彼女が推奨する「真の幸福」という意味は、きっと私には永遠に得ることができない類のものであろうろ私は確信している。

私には自我を捨て去ることはできない。

私にできることは、好きな人とともに生きることに、喜びを感じること。好きな人の幸福を祈ること。そんなこと位だ。

弱く、無力な私にできることなんて、本来、人間にできることなんてその程度だし、そのことだけだって本当は大変なことなんだ。

私は、ガンジーやマザーテレサにはなれない。すべての人間の幸福を願う聖人にはなりたくない。

目の前にいる愛しい人の幸福を全力で守りたい。そのことだけに、自分の全精力を、命の限りを尽くして、生きたい。
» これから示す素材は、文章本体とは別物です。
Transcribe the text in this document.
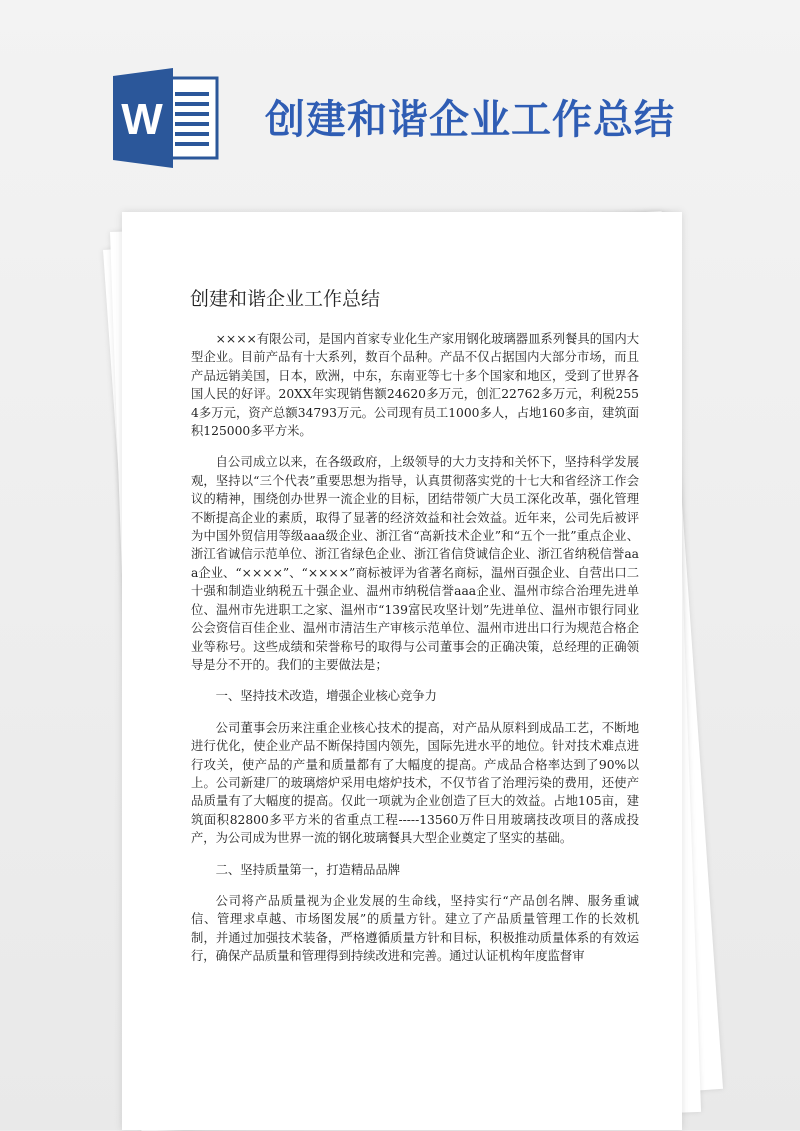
W	创建和谐企业工作总结
创建和谐企业工作总结

××××有限公司，是国内首家专业化生产家用钢化玻璃器皿系列餐具的国内大型企业。目前产品有十大系列，数百个品种。产品不仅占据国内大部分市场，而且产品远销美国，日本，欧洲，中东，东南亚等七十多个国家和地区，受到了世界各国人民的好评。20XX年实现销售额24620多万元，创汇22762多万元，利税2554多万元，资产总额34793万元。公司现有员工1000多人，占地160多亩，建筑面积125000多平方米。

自公司成立以来，在各级政府，上级领导的大力支持和关怀下，坚持科学发展观，坚持以“三个代表”重要思想为指导，认真贯彻落实党的十七大和省经济工作会议的精神，围绕创办世界一流企业的目标，团结带领广大员工深化改革，强化管理不断提高企业的素质，取得了显著的经济效益和社会效益。近年来，公司先后被评为中国外贸信用等级aaa级企业、浙江省“高新技术企业”和“五个一批”重点企业、浙江省诚信示范单位、浙江省绿色企业、浙江省信贷诚信企业、浙江省纳税信誉aaa企业、“××××”、“××××”商标被评为省著名商标，温州百强企业、自营出口二十强和制造业纳税五十强企业、温州市纳税信誉aaa企业、温州市综合治理先进单位、温州市先进职工之家、温州市“139富民攻坚计划”先进单位、温州市银行同业公会资信百佳企业、温州市清洁生产审核示范单位、温州市进出口行为规范合格企业等称号。这些成绩和荣誉称号的取得与公司董事会的正确决策，总经理的正确领导是分不开的。我们的主要做法是；

一、坚持技术改造，增强企业核心竞争力

公司董事会历来注重企业核心技术的提高，对产品从原料到成品工艺，不断地进行优化，使企业产品不断保持国内领先，国际先进水平的地位。针对技术难点进行攻关，使产品的产量和质量都有了大幅度的提高。产成品合格率达到了90%以上。公司新建厂的玻璃熔炉采用电熔炉技术，不仅节省了治理污染的费用，还使产品质量有了大幅度的提高。仅此一项就为企业创造了巨大的效益。占地105亩，建筑面积82800多平方米的省重点工程-----13560万件日用玻璃技改项目的落成投产，为公司成为世界一流的钢化玻璃餐具大型企业奠定了坚实的基础。

二、坚持质量第一，打造精品品牌

公司将产品质量视为企业发展的生命线，坚持实行“产品创名牌、服务重诚信、管理求卓越、市场图发展”的质量方针。建立了产品质量管理工作的长效机制，并通过加强技术装备，严格遵循质量方针和目标，积极推动质量体系的有效运行，确保产品质量和管理得到持续改进和完善。通过认证机构年度监督审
愛する人間に、自分の子を産んで欲しい。そして、生まれてきてくれた子供を自分以上に愛したい。

彼女が幸せならば、他の男性と一緒になって、他の男性の子を宿し、産み落とすなんて考えたくもない。

彼女にとっての唯一無二の存在になりたい。それがエゴでも欲望でもいい。私にはそれが全てで、それが叶わないなら、私の人生に意味などないとすら思う。